對於李郎君的疑惑,同樣揹著包裹隨時準備跑路的俞娘子解釋道:“一百多年來,我們泗州都是這樣過的,為躲避洪水逃難習以為常了。”
難怪海公公要在告示末尾添上那一句,就是為了順著民情安撫民心。
點過數後,其實久在江南的李佑很難想象,堂堂一個州城,城中加上附近廂裡,百姓才不過數千戶,三萬口不到。
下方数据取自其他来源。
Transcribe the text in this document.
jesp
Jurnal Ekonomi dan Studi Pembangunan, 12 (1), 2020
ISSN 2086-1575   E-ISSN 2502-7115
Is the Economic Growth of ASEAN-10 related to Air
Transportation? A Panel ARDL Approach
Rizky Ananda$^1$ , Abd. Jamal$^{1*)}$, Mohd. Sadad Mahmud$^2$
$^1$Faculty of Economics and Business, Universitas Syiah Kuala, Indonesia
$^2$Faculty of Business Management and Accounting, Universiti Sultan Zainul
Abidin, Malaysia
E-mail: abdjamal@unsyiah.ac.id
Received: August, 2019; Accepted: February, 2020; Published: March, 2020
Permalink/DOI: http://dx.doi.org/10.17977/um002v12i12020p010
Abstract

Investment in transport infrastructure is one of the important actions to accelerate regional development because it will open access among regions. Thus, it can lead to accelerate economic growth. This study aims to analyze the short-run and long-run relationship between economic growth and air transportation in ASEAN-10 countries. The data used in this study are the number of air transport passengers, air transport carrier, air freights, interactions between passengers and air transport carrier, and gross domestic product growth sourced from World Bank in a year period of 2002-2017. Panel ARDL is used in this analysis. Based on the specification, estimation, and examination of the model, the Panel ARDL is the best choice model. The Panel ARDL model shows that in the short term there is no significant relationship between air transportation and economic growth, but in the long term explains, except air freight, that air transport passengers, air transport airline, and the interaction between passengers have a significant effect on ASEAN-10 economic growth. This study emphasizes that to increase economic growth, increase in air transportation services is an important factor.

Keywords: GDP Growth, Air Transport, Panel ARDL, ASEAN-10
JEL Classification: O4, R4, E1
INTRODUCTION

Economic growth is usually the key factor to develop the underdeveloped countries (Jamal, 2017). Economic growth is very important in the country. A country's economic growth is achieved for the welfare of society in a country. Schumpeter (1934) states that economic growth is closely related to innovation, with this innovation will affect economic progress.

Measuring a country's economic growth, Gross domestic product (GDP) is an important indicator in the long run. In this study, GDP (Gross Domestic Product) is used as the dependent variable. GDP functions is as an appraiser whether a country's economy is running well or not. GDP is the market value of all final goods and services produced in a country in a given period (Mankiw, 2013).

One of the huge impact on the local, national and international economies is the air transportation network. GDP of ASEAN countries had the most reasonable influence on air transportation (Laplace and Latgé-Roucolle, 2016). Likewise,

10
這就是百年來淮河與洪澤湖對泗州的創傷。
不過也好,人數少點麻煩也少,兩三萬人附近各縣還接濟的起。真要到了軍民數十萬規模,救濟不了時那就麻煩大了。每到這個時候,揭竿而起就是一種很常見的手段。
“我們俞家村也要走了,你得當心。”俞娘子拍拍包裹道。
“嗯。”李佑點頭道。
俞娘子又道:“你留在泗州千萬小心,等水退了,奴家再回來尋你。”
水退了…這次洪水很可能不會再退了。李佑擺手道:“別回來找我了,你直接帶著族人去高郵,我給包知州寫信,託他安置你們。”
“可叔父肯定要先回來看幾眼。”
“他想回來也回不來了!”李佑意味深長的說。
俞娘子十分不滿道:“奴家叔父又不曾得罪你,你怎的詛咒他要沒了?”
“走罷走罷!”李佑催促道:“別說你叔父,連你想回來也回不來了。”
現在泗州百姓之所以麻木,那是以為這次和過去一樣,水來了逃跑,水退了就回家。不知今年汛期過後,泗州百姓發現湖水依然盪漾,家園徹底消失在湖底,只有尚未倒塌的城牆能從水面露出個頭時,會產生什麼感想…
想到此李佑就頭疼,汛期快結束時就趕緊提前抽身走人,善後的事情誰愛來就來,反正他打死也不來了。
只怕那時他到泗州就是拉仇恨的,有命去沒命回。朝廷諸公只要稍微有腦子,也不會派他李佑再臨泗州。
當年萬曆朝的治水名臣河漕總督潘季馴,治理黃淮時築高家堰蓄水,人為的造出了不斷擴張的洪澤湖,把泗州地面變成了洪水之鄉,足足被泗州百姓罵了一百多年。
但今年汛期過後,潘大總督的在天之靈估計要解脫了,一個叫李佑的後輩將取代他老人家在泗州人民心目中的江湖地位了。下一個百年,是年輕人接班捱罵的時代。
做人難,做官更難,做事最難,李佑夜半無人時唏噓道。其實他也是救人哪,怎奈無名英雄的含義就是無人知曉。
九月初十,是預定的決堤之日。但李佑發現,他在泗州找不到人手來做這件事了…百姓都逃光了,就是沒有逃走的,也都不願意去扒泗州大堤。